Experienced fantasy football managers should still be mildly excited by this game. It looks like combining the excellent squad management and fluctuating player values of the FPL with the rich scoring system of the Yahoo game. While I’ve always fancied trying my hand at the Yahoo game, the fluctuating player value system they used and the fact that you can’t make a gain on your 100 unit budget, always put me off. I wanted to play the market with the Yahoo game but the rules never really allowed me to maximise the potential of fluctuating player values by cashing in on my bargains. This game fixes that.
The Guardian appear to have come up with a player value system which mirrors the Yahoo game but allows you to profit from shrewd transfer activity, just like the Fantasy Premier League game. It remains to be seen just how well this is balanced and whether the managers that quickly identify the profit-making players, will gain a big advantage in terms of funds.
One major shortfall between this game and the FPL is that there is no automatic substitution facility. This means that if you have a player in your eleven who doesn’t play, don’t expect the game to sub him out for you. You’ll pay the price for your oversight. At least the game does allow you to set up your team selection for two gameweeks in advance. This operates rather like the Fantasy League system whereby you save your team selection in advance of a set of fixtures. Unlike the Fantasy League however you can only set up a side for a particular Gameweek, not for obscure kick-off time. A good thing which cuts down the ability for hands-on managers to gain big advantages.

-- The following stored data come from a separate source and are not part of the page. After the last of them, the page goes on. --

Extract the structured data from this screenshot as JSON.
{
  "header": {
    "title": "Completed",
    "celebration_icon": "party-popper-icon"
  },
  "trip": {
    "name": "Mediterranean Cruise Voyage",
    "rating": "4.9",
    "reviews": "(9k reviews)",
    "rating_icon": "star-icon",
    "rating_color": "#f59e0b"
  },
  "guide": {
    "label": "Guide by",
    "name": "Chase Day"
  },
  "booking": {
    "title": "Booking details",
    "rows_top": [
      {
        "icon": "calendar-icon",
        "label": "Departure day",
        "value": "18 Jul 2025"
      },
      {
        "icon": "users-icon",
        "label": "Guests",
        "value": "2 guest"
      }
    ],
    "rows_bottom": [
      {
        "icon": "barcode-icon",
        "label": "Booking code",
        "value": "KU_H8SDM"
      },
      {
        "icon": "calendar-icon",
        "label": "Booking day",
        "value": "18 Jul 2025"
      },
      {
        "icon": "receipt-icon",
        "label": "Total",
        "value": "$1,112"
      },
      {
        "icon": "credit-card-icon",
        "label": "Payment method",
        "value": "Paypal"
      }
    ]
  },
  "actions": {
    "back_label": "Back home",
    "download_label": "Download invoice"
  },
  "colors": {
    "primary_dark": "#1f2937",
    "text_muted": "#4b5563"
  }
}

There are also some other minor but immediate gripes. I found the website interface, particularly when it comes to selecting your initial squad, a little slow. The squad selection area appears to be Flash-based which is all very nice but doesn’t allow for user friendly sorting of the player list. Luckily there is a good old-fashioned html player list available but there is no means of selecting players from that – you are forced to navigate the slower Flash based interface. I found myself using pen and paper to make up my squad shortlist and then navigating back to the squad selection area to find the players all over again. In contrast to the graceful and less flashy FPL interface, the squad selection here is badly designed and implemented.
As you would expect there are private league or “Friends” league options. Again, the process for setting this up is a little clumsy. What you want here is an FPL style password to distribute. I think that’s exactly what you get here but instead of making that clear, the game offers you a form on which to add email addresses of those you want to invite. That’s fine but it’s not clear that you can just mail around your league password to allow folk to join. I’m sure this works but for a game in its infancy, it should have been explained a lot clearer.
In addition to any Friends league you set up, you are also automatically placed in the games’ overall league and also a league for the real-life team you support and your nationality. Aside from this though there is no mention of a cup competition or a head to head league, both of which you can find in the FPL or the Fantasy League games. A shame.
Despite the small gripes, there’s no doubt that this latest game is a hugely welcome addition to our world. For me it’s striking a nice balance and pitches itself at a decent level of expertise. For FPL managers it looks like a good alternative as a second game, particularly for solo play. Whether it can prove as popular with more casual players and for the office leagues is another matter. A very solid return to the world of fantasy football for The Guardian then.